L’arrivée pour moi était un peu décevante, j’étais tellement fatiguée que je n’ai même pas pu profiter du moment. A peine ma médaille récupérée que je rejoignais déjà mes parents (pas très contents du monde qu’il y avait dans la rue et des embouteillages à 2h du mat mdrrr) pour rentrer dormir quelques minutes à Saint-Etienne avant de revenir chercher Alex le lendemain matin.

8/ Le bilan

Je me suis répétée pendant toute la course que plus jamais on ne me verrait sur ce tracé, alors que dès le lendemain je savais que je voudrais faire les plus grands formats.

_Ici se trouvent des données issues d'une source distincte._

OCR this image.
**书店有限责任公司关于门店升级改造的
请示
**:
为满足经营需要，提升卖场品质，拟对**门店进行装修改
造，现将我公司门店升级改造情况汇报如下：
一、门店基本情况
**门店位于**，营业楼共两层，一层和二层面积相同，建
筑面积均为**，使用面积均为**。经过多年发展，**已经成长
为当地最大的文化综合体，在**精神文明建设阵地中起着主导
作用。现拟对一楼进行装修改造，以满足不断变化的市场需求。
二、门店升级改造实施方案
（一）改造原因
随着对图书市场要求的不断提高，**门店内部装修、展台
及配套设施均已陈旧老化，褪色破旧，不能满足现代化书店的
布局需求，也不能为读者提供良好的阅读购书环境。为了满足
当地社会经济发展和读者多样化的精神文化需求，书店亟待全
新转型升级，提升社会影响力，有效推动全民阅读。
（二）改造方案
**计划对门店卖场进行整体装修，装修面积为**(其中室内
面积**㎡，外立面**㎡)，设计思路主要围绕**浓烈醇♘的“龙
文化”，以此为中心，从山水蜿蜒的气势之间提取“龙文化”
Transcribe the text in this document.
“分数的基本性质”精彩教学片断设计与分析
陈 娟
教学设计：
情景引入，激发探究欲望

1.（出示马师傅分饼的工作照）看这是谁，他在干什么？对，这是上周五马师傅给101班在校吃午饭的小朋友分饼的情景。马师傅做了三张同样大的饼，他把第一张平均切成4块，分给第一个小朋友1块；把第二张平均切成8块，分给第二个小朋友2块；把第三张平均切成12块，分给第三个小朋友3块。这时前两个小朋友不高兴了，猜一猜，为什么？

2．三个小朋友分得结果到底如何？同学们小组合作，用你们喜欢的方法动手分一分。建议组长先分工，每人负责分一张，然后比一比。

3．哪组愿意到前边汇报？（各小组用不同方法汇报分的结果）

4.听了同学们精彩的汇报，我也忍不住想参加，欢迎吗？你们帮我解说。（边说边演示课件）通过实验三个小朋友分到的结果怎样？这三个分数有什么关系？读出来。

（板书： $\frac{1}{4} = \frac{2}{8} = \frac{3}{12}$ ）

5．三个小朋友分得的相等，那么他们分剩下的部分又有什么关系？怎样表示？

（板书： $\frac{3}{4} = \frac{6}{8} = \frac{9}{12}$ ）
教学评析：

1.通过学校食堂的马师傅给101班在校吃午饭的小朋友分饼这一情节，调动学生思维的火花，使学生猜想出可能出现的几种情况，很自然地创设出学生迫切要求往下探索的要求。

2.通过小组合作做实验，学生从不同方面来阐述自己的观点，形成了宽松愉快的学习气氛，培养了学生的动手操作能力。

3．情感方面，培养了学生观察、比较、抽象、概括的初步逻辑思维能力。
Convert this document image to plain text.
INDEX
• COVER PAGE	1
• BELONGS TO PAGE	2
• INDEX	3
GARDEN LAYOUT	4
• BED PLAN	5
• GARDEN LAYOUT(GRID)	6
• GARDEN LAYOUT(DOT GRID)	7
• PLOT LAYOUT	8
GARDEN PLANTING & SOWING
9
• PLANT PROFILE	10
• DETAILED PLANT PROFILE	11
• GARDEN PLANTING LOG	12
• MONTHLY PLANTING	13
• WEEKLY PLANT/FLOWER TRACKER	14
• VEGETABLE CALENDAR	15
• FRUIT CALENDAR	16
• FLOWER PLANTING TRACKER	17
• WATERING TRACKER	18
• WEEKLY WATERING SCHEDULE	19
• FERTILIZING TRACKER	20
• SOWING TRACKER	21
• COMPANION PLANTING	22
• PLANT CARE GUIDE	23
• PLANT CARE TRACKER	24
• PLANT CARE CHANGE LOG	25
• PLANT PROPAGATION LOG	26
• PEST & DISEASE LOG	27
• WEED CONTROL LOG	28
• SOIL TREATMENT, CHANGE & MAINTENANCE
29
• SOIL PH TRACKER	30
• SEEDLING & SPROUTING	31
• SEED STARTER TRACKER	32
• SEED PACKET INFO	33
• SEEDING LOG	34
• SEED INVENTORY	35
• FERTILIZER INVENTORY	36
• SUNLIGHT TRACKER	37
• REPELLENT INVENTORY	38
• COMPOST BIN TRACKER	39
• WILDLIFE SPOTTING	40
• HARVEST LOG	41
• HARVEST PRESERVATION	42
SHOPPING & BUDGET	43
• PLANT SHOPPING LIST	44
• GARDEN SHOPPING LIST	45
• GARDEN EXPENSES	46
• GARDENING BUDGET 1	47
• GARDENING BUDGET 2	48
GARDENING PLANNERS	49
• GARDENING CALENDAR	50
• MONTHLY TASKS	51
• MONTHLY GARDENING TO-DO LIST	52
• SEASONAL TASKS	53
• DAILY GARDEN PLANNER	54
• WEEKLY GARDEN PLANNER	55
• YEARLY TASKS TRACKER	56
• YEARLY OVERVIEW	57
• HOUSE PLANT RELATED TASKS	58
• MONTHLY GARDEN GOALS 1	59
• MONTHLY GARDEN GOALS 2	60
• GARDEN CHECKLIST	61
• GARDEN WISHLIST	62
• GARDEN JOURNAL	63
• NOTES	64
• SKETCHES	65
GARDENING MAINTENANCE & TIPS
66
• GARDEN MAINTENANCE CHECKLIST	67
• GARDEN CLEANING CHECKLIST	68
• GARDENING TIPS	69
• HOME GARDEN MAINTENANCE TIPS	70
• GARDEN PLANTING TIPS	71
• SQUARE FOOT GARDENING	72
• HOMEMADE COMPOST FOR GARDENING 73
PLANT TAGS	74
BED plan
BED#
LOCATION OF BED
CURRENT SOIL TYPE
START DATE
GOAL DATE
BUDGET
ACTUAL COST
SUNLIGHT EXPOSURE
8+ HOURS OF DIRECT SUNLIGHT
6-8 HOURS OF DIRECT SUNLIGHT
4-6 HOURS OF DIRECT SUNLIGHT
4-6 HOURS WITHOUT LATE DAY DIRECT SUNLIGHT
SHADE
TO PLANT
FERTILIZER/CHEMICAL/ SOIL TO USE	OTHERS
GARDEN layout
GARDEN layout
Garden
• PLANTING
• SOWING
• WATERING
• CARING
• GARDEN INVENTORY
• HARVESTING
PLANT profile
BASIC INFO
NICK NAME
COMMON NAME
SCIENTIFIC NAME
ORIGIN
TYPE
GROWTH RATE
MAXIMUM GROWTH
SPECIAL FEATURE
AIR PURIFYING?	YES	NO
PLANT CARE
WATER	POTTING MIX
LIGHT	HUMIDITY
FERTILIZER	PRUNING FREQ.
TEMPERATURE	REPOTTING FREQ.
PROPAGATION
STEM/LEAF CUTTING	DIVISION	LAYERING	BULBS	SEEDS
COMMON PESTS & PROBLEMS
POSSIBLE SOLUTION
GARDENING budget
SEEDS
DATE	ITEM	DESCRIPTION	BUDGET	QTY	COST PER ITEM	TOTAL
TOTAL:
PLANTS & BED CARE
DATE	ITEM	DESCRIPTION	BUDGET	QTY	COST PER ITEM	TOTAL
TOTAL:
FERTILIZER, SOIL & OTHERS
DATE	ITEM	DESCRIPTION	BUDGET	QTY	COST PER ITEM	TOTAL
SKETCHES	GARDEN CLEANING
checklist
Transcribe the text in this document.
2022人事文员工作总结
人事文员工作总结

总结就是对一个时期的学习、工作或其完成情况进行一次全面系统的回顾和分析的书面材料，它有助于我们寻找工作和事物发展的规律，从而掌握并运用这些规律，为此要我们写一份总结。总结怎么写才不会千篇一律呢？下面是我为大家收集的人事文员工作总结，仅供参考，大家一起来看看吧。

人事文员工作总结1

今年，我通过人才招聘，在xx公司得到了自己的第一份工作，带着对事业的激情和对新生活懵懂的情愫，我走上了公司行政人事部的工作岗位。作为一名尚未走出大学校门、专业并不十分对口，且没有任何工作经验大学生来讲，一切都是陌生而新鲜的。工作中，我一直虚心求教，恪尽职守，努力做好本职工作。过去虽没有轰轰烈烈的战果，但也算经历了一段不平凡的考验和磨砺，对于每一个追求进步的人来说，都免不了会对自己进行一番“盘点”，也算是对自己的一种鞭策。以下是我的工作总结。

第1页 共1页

J’ai passé une course atroce, les conditions météorologiques, la nuit, le froid, les gens, la boue, le dénivelé, le mois, l’hiver, tout est compliqué mais Dieu seul sait à quel point c’est une des seules courses qui me fait rêver.

J’ai eu le temps de réfléchir à ma vie (bien bien bien), de me demander pourquoi je faisais ça (plusieurs fois), de ne pas trouver de réponse mais d’être certaine au plus profond de mon coeur que c’était la seule chose qui me faisait vraiment vibrer.

See U l’année prochaine la SaintéLyon pour le format 44km.